Your SOP should also include your approach to protecting sensitive proprietary information. Keep in mind that some states will allow you to claim this exclusion from public disclosure while others grant this protection to a very small number of companies. When formulating a written sensitive response, you may look up previously published reports of manufacturers for the same drug or drug class to determine the minimum information given by these reporters that previously satisfied the board.

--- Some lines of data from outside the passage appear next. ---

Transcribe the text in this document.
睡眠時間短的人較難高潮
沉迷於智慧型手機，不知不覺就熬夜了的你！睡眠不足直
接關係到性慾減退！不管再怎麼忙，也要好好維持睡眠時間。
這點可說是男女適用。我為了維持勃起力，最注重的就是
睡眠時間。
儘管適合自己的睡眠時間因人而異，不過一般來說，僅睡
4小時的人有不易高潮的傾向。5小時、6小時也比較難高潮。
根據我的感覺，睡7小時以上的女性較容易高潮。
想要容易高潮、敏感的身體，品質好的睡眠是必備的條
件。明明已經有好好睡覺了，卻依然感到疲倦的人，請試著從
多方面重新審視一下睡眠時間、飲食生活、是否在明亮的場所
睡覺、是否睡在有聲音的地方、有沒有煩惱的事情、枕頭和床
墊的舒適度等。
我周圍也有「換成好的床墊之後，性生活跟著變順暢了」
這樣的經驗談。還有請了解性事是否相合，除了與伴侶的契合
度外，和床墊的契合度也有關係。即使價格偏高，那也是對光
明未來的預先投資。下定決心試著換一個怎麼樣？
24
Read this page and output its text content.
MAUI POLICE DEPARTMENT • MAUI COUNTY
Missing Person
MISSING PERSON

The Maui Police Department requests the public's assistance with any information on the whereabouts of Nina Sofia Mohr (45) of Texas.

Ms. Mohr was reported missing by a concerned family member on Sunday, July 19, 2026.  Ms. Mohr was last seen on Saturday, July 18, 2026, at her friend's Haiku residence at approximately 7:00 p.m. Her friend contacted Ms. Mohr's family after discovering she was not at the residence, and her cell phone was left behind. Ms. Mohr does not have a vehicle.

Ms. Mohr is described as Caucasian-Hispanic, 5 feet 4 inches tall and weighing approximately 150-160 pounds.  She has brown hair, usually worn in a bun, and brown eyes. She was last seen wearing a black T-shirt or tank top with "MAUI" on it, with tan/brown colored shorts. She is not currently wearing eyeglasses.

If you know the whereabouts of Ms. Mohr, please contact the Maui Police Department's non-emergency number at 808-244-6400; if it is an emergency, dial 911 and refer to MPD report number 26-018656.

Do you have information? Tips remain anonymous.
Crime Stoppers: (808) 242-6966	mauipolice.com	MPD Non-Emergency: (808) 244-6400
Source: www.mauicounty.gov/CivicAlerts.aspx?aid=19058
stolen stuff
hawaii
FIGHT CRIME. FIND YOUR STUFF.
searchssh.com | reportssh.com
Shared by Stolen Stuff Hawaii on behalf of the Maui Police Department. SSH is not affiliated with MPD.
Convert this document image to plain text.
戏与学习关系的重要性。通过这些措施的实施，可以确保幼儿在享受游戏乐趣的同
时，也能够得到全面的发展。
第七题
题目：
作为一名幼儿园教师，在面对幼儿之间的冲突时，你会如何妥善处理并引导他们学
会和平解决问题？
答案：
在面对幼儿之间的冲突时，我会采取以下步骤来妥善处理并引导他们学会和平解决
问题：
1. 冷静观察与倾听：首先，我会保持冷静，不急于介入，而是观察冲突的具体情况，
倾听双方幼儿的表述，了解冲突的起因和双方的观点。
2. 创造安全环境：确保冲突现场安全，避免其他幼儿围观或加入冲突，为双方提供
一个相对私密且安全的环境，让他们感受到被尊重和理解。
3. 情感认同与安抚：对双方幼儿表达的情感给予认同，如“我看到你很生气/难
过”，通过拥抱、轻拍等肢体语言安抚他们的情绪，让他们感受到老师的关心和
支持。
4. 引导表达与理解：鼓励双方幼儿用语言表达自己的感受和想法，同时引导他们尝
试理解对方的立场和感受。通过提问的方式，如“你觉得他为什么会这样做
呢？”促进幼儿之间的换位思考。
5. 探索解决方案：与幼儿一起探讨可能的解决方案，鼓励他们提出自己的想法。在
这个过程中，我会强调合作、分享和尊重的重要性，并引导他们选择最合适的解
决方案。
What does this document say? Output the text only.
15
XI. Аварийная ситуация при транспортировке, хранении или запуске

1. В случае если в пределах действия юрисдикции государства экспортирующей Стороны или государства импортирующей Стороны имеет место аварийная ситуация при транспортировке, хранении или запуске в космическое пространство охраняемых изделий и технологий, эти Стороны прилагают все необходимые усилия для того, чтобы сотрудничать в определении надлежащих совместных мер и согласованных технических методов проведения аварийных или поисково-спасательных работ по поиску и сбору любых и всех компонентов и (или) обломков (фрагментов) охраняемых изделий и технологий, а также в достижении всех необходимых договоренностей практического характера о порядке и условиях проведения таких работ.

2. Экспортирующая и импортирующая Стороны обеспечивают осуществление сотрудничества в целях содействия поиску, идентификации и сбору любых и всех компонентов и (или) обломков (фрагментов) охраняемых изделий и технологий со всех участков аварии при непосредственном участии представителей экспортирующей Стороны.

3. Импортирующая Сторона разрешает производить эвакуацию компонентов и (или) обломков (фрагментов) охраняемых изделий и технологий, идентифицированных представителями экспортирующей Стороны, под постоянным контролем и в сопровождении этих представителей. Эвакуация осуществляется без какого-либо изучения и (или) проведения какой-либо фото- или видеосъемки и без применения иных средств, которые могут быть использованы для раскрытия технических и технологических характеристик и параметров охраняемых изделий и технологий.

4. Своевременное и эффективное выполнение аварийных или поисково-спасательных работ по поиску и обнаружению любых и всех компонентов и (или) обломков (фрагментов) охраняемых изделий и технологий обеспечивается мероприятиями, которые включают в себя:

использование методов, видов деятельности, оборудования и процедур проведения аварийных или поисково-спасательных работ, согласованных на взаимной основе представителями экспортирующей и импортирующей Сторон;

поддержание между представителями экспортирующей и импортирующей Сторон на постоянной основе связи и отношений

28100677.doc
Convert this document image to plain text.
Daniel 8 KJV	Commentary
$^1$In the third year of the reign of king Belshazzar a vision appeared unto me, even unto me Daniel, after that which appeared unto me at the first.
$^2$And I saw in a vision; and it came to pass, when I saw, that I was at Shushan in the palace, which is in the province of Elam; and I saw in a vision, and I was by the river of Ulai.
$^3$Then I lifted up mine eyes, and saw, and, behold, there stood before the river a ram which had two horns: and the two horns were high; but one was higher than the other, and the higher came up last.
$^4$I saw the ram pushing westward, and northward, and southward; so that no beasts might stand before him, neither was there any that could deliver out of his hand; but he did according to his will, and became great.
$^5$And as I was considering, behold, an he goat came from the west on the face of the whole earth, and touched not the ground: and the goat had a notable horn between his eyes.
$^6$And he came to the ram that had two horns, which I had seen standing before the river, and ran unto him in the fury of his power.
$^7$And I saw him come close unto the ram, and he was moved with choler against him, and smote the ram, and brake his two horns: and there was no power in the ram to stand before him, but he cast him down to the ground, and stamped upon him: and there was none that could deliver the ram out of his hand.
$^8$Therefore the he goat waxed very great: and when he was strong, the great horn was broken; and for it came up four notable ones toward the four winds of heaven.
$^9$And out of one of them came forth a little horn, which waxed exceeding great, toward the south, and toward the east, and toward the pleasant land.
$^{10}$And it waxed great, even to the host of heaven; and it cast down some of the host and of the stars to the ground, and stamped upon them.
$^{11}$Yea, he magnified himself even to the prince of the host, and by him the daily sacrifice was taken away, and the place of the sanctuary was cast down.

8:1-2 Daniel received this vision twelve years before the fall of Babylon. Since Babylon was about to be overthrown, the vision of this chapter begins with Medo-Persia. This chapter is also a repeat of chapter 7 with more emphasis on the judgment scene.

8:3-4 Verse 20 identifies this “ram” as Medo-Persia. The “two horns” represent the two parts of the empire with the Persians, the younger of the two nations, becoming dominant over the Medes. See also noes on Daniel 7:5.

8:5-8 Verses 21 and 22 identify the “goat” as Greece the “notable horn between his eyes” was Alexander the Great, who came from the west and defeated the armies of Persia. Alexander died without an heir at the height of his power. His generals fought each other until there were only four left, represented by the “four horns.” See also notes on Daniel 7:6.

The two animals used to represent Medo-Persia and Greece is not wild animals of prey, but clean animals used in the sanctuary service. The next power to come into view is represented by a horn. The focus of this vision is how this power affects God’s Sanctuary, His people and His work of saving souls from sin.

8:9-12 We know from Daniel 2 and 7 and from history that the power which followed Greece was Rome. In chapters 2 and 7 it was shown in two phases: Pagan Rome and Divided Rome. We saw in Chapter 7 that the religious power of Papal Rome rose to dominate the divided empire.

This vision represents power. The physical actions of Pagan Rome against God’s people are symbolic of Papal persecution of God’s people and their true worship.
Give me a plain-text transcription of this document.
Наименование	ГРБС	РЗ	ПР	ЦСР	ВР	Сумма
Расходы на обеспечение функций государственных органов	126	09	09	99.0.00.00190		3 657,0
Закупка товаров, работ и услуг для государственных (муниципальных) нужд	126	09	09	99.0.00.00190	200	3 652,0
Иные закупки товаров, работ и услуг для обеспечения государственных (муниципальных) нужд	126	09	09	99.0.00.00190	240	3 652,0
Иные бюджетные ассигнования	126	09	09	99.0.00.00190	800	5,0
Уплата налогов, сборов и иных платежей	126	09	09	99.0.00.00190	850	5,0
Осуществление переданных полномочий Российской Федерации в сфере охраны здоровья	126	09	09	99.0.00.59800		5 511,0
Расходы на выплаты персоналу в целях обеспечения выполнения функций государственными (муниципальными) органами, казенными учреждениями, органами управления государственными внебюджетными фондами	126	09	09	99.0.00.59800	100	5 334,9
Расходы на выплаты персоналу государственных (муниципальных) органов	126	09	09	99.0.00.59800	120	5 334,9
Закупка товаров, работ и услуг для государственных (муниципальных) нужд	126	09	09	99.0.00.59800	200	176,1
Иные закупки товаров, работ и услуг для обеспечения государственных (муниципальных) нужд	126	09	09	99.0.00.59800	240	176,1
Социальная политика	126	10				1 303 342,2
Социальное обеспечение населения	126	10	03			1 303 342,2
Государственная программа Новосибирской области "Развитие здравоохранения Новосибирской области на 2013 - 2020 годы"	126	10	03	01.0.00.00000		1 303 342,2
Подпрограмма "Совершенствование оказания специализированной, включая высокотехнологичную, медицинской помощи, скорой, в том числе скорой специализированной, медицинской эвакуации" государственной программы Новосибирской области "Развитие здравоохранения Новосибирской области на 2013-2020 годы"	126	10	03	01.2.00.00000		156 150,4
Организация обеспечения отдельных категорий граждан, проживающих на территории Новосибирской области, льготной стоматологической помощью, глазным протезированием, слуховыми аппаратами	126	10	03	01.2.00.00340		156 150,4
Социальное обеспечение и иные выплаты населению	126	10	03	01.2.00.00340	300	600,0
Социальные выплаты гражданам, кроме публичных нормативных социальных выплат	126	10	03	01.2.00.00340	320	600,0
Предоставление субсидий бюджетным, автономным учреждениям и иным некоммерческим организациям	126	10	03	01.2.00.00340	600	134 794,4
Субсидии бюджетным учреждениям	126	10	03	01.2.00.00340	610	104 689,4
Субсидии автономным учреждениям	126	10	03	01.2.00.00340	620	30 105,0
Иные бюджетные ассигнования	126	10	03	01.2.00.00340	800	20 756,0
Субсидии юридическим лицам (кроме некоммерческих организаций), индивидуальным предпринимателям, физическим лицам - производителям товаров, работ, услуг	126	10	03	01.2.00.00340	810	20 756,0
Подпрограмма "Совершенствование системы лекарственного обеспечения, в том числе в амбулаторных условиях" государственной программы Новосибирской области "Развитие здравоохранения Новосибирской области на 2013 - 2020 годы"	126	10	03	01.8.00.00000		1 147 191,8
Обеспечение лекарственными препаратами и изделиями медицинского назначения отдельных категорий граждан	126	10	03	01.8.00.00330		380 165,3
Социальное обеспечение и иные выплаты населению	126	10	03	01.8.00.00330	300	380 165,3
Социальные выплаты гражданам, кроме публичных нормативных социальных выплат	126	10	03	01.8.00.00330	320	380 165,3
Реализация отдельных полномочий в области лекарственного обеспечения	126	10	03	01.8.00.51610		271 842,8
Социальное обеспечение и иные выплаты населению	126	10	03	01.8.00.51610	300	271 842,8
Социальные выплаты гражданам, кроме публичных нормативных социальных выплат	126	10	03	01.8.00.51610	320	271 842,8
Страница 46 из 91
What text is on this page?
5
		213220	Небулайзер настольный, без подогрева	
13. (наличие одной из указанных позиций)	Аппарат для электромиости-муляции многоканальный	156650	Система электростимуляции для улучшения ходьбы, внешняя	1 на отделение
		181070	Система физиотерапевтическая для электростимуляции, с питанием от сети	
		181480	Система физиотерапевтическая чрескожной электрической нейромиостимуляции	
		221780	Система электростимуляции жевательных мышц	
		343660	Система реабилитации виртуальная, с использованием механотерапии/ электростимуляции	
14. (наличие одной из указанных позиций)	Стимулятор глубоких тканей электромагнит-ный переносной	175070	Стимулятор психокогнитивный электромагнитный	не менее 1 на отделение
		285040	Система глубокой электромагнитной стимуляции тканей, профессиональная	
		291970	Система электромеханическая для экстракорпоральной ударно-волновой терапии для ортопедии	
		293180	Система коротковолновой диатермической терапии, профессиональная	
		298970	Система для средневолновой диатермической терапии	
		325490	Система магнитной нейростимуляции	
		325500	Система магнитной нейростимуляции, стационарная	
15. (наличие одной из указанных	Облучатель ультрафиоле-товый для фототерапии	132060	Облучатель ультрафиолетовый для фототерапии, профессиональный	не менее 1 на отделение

The time to get DPT compliance under control is now. In one example, this year, the state of California will be identifying all manufacturers that have failed to report all new drugs over the Medicare Part D Threshold ($670 until January 18, 2022, when CMS increased the amount to $830) and/or a cumulative increase of 16% or more since January 1, 2019, when reporting began in this state. Fines are set at $1,000 per day. A manufacturer of just one NDC with a WAC of more than $670.00 entering the market on January 15, 2019, will owe the state of California $1,095,000 if a fine is levied by the board in mid-2023. This will be the next shoe to drop for the industry as it relates to DPT compliance.
Requirements are likely to evolve significantly over time as new states enact DPT laws and regulations change. Couple this with dizzying deadlines, arbitrary filing triggers, and automatic fines for late filings, managing DPT compliance might appear daunting, but it must be done.